El brote ha generado alarma entre consumidores y autoridades sanitarias, ya que la mayoría de los afectados reportaron haber consumido alimentos en establecimientos de Taco Bell antes de presentar síntomas gastrointestinales severos. La FDA señaló que la investigación apunta directamente a la lechuga utilizada en los menús de la cadena, lo que obligó a tomar medidas drásticas para proteger la salud pública.
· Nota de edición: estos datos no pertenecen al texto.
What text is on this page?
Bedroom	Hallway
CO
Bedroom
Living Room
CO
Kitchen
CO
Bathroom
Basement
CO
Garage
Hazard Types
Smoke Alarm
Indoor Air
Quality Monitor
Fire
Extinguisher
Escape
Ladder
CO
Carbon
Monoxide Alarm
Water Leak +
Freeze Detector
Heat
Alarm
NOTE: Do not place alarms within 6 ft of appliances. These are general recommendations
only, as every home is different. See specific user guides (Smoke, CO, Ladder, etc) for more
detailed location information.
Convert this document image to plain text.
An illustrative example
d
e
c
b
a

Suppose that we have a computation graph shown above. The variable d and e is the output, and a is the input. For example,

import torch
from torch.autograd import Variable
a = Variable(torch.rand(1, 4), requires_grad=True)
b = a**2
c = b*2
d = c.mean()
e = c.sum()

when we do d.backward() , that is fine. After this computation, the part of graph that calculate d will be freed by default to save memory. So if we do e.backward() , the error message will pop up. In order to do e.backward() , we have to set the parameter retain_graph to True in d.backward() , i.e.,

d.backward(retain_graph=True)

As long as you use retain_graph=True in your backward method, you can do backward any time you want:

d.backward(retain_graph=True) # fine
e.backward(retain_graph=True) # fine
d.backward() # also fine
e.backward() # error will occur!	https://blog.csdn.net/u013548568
Los pacientes han descrito cuadros de diarrea intensa, acompañada de dolor abdominal, fiebre y deshidratación, lo que en algunos casos ha requerido hospitalización. Aunque no se han reportado muertes, la magnitud del brote lo convierte en uno de los más preocupantes vinculados a productos frescos importados en los últimos años. Las autoridades recomiendan a quienes hayan consumido alimentos con lechuga en Taco Bell acudir de inmediato a un médico si presentan síntomas persistentes.
La empresa emitió un comunicado en el que asegura estar colaborando estrechamente con la FDA y proveedores para identificar el origen exacto de la contaminación. Además, se comprometió a reforzar sus protocolos de seguridad alimentaria y a sustituir la lechuga mexicana por otros insumos hasta que se garantice la inocuidad del producto. El caso ha reavivado el debate sobre los controles sanitarios en la importación de verduras frescas y la responsabilidad de las cadenas internacionales en la protección de sus clientes.